By Lefteris Karagiannopoulos OSLO, Sept 18 (Reuters) – A consortium planning to build Britain’s Triton Knoll offshore wind park will buy 90 giant turbines from MHI Vestas, it said on Monday, in what the maker said was the first announced deal for its record 9.5 megawatt (MW) capacity product.
A final investment decision for the wind park, in Britain’s North Sea, is likely in 2018 with full onshore construction starting shortly after, and offshore construction starting in 2020, it added.
The 9.5 MW turbine, made by a joint venture between Japan’s Mitsubishi Heavy Industries and Denmark’s Vestas , has the world’s largest capacity, designed to challenge an 8.0 megawatt turbine by Siemens Gamesa, the market leader in the growing offshore market.
“This is the first announced project,” for MHI Vestas’ new turbine, a company spokesman told Reuters.

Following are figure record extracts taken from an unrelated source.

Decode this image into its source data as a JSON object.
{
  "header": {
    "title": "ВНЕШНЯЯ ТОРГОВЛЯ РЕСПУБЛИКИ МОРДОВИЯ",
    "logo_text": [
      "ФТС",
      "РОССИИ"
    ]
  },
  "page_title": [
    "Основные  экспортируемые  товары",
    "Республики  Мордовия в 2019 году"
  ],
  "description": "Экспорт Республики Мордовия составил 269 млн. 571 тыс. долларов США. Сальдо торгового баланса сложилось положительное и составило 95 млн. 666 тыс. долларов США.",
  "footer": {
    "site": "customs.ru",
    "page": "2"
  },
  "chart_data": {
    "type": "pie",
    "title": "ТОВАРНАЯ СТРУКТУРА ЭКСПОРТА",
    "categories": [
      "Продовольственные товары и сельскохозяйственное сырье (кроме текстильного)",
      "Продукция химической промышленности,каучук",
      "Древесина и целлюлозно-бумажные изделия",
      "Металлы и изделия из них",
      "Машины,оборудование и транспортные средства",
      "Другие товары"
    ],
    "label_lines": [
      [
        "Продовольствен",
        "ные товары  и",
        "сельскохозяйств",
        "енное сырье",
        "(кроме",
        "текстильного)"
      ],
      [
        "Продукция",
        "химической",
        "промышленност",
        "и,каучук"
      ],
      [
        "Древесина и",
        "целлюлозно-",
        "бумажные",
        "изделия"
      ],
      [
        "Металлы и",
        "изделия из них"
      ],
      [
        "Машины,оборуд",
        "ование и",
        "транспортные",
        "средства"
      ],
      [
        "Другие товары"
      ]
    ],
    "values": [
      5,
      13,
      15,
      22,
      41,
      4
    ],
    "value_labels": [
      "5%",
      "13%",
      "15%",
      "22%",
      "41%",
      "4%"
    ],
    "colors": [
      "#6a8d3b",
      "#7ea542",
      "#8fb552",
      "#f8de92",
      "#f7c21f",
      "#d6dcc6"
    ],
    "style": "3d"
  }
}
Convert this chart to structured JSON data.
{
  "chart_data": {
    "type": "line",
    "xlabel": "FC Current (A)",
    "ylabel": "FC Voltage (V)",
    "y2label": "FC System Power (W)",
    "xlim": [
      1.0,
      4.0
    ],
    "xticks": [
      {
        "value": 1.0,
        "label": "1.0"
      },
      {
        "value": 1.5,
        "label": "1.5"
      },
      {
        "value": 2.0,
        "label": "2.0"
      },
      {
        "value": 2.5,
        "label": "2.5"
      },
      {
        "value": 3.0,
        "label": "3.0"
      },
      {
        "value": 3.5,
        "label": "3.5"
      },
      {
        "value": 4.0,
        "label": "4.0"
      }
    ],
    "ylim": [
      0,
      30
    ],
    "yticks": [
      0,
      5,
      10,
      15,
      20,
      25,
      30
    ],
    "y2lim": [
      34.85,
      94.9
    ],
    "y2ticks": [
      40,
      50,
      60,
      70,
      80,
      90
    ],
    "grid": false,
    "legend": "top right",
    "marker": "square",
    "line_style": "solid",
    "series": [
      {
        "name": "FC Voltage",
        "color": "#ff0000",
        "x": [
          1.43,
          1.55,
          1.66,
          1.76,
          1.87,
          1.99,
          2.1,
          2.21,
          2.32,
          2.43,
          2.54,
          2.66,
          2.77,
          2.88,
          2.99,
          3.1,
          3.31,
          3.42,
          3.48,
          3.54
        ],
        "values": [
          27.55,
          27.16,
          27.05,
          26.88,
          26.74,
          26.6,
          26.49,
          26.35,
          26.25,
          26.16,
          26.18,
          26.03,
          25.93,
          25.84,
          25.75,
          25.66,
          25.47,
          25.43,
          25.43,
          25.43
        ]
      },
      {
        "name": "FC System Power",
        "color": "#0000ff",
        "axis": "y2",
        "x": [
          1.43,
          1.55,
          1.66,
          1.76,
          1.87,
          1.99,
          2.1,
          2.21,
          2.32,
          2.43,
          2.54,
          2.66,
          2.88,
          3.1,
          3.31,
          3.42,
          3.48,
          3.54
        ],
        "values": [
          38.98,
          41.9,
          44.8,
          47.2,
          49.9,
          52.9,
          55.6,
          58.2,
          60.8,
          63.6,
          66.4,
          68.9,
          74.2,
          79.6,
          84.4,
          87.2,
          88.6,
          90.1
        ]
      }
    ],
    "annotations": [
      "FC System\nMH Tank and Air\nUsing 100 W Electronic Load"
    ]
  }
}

He couldn’t confirm if Triton Knoll will be the first wind farm to actually use the product though. Asked if there are more deals under negotiation, he declined further comment.
MHI Vestas is targeting Britain and continental Europe to sell its 9.5 MW megaturbine, for projects “particularly in the North Sea,” added the spokesman.
A skyscraper turbine of this size, towering at just below 200 metres in total, can deliver power to about 8,300 British homes, MHI Vestas data show.
Both MHI Vestas and Triton Knoll refused to disclose the value of the contract.
The world’s three leading offshore wind operators – DONG Energy, EnBW and Vattenfall – all told Reuters they were eyeing megaturbines to adapt to dwindling government handouts.
Germany’s Innogy and Norway’s Statkraft won a public tender for the 860 megawatt Triton Knoll offshore wind project earlier this month, with a 50-50 joint venture.
Norway’s Statkraft is going to divest its shareholding in the project before an investment decision is made, a company spokesman told Reuters.